Da parte israeliana sono state uccise 12 persone, tra cui 2 bambini. Anche la repressione dei palestinesi riuniti nella moschea di Al-Aqsa per celebrare i riti e la fine del Ramadan ha scioccato molte persone in tutto il mondo. L'argomentazione dell'esercito israeliano secondo cui a Gaza stavano distruggendo le infrastrutture di Hamas, inclusa la sua rete di tunnel, ha perso forza di fronte al numero di civili uccisi.
Tuttavia, nulla di tutto ciò ha impedito a Netanyahu di andare avanti e difendere il bombardamento di Gaza, distruggendo persino l'edificio che ospitava le agenzie di stampa internazionali, affermando che avrebbe continuato l'offensiva fino al raggiungimento dei suoi obiettivi militari. Non si sa come, ma ci deve essere stata qualche pressione da parte del governo Usa sul governo israeliano perché i bombardamenti venissero fermati, arrivando a un cessate il fuoco con Hamas. Nonostante ciò, la situazione resta minacciosa, anche perché Netanyahu ha uno stile di governo che vede, negli eventuali accordi, solo un passo in più per procedere poi nel tentativo di realizzare i propri obiettivi precedenti l'accordo.
Netanyahu si muove con grande disinvoltura sull'altrettanto complicato scacchiere della politica statunitense. Aveva il sostegno illimitato dell'ex presidente Donald Trump e la stragrande maggioranza, per non dire altro, dei repubblicani. Ma in nome della difesa dello Stato di Israele, ha anche il sostegno dei Democratici e del presidente Joe Biden, che dipende dalla concessione di questo sostegno per bilanciare la sua posizione nella politica interna degli Stati Uniti e la sua posizione di leadership con gli alleati nel consiglio di amministrazione. , senza il quale la sua leadership all'interno dello stesso establishment del Partito Democratico sarebbe indebolita. Netanyahu lo sa, e ci sa giocare, il che controbilancia la sua posizione di dipendenza dagli Stati Uniti sul piano militare, attraverso la vendita e l'acquisto di armi da parte di questi ultimi da parte di Israele, oltre alla dipendenza politica.

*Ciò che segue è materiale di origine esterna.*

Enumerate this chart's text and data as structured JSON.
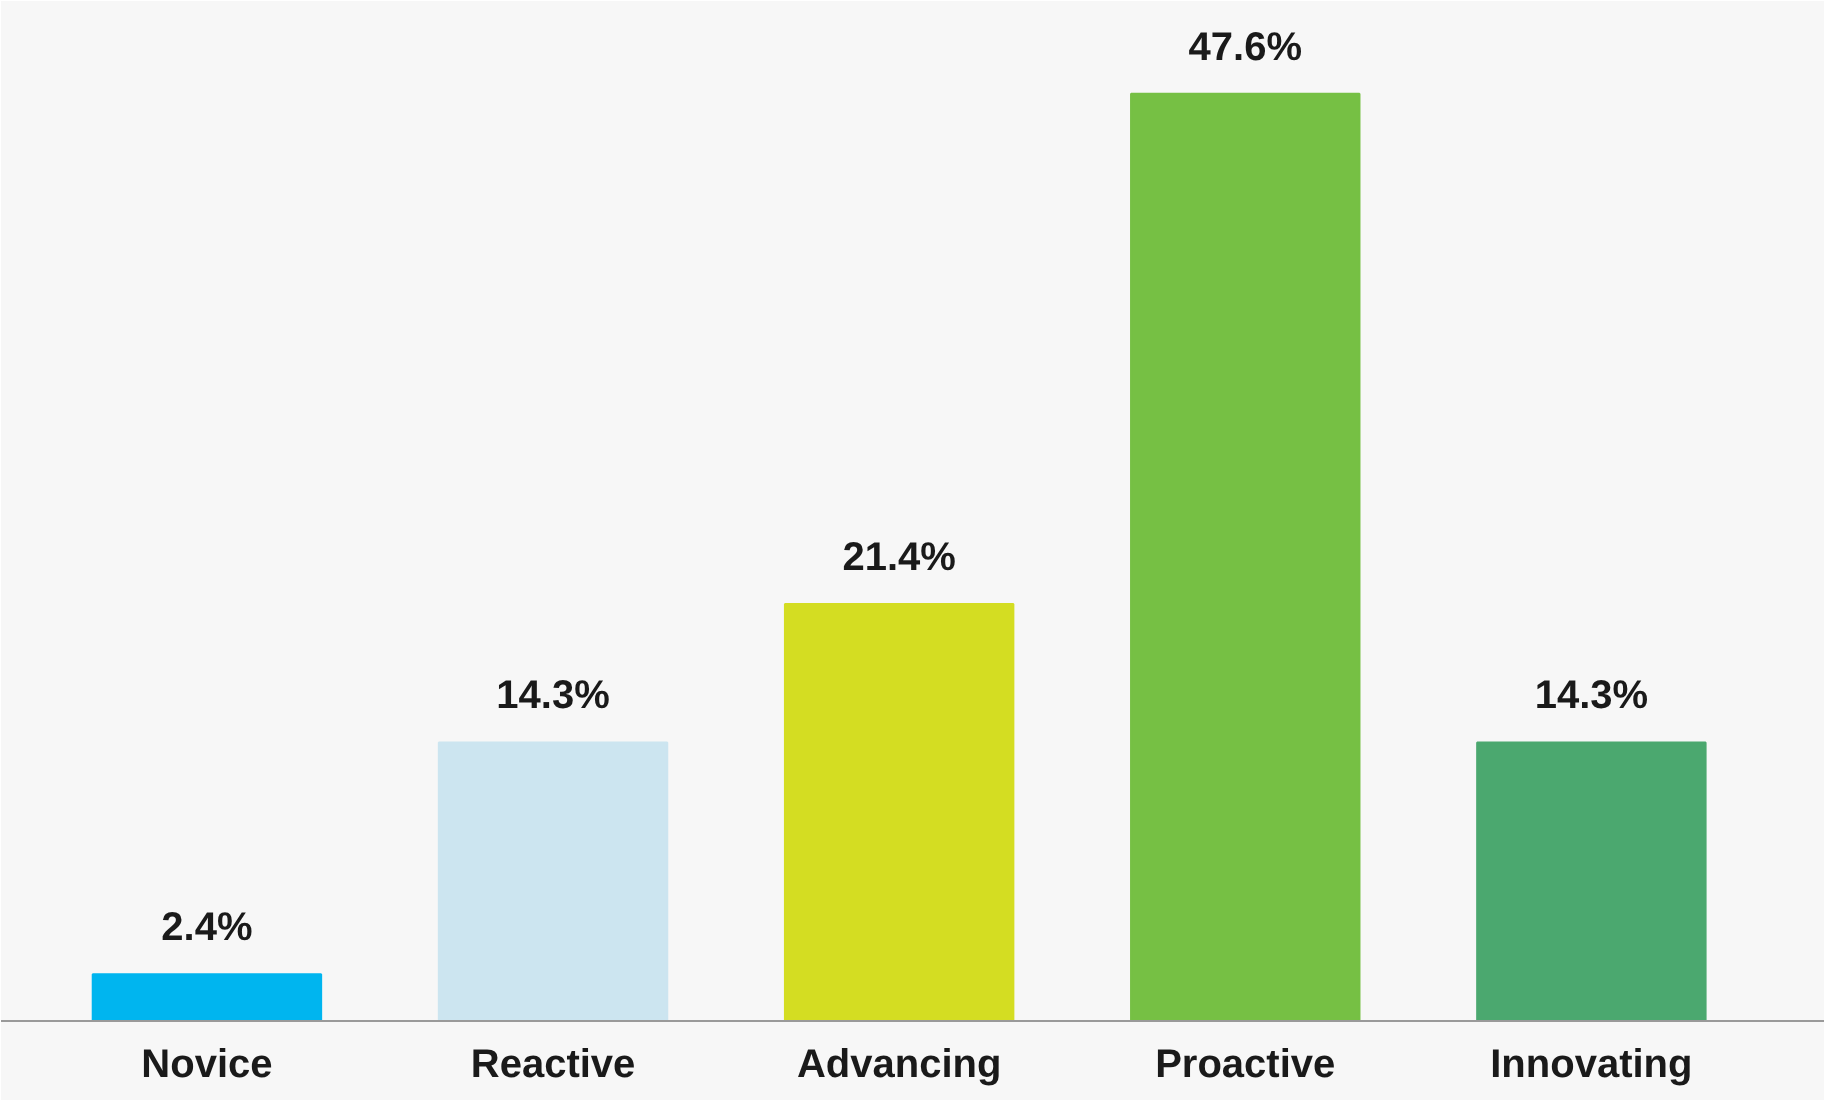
{
  "chart_data": {
    "type": "bar",
    "categories": [
      "Novice",
      "Reactive",
      "Advancing",
      "Proactive",
      "Innovating"
    ],
    "values": [
      2.4,
      14.3,
      21.4,
      47.6,
      14.3
    ],
    "colors": [
      "#00b5ef",
      "#cce5f0",
      "#d4dd22",
      "#76c044",
      "#4ba86f"
    ],
    "value_labels": [
      "2.4%",
      "14.3%",
      "21.4%",
      "47.6%",
      "14.3%"
    ],
    "grid": false
  }
}
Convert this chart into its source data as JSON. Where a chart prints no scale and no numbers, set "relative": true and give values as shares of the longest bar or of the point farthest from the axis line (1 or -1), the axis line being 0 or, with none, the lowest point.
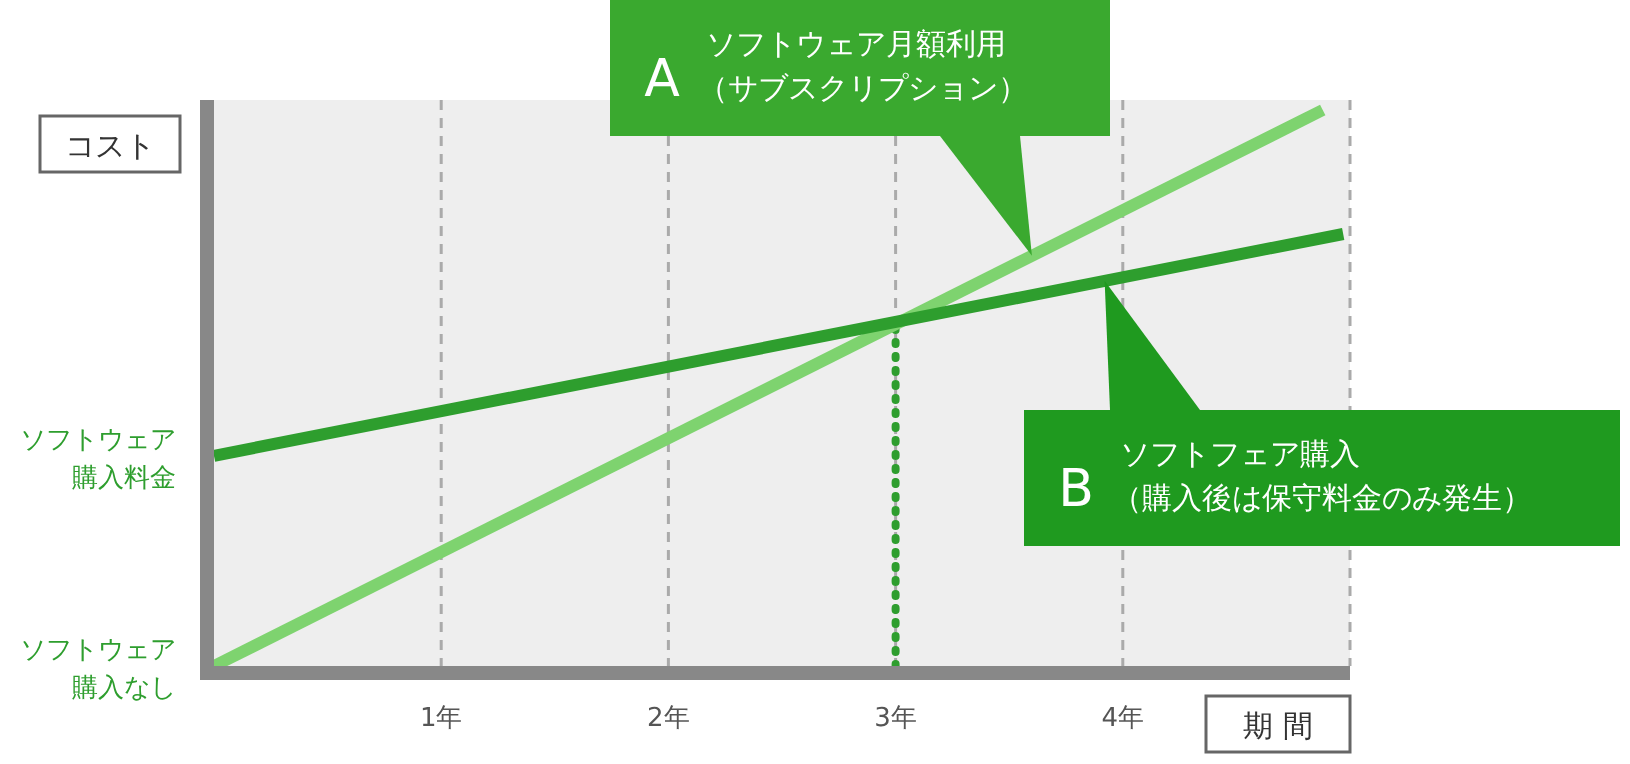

C'è una sinistra israeliana e movimenti pacifisti impegnati in una soluzione a due stati, israeliano e palestinese, per ridefinire un equilibrio non belligerante nella regione. Hanno persino un partito – considerato di centrosinistra, il Meretz, con 6 seggi nell'attuale parlamento, affiliato all'Internazionale Socialista e al Movimento di Alleanza Progressista, fondato a Lipsia, in Germania, nel 2013. al governo di Israele si allarga alla critica generalizzata contro il Paese nel suo insieme e tutti i suoi cittadini, e può sfociare immediatamente in forme di antisemitismo dirette contro il popolo ebraico. Non smettono di avere ragione. Tuttavia, bisogna riconoscere che questo stigma negativo tende a rimanere rafforzato fintanto che Israele continua ad essere guidato da politici come Netanyahu, il signore di tutte le guerre.
Flavio Aguiar, giornalista e scrittore, è professore in pensione di letteratura brasiliana all'USP. Autore, tra gli altri libri, di Cronache del mondo sottosopra (Boitempo).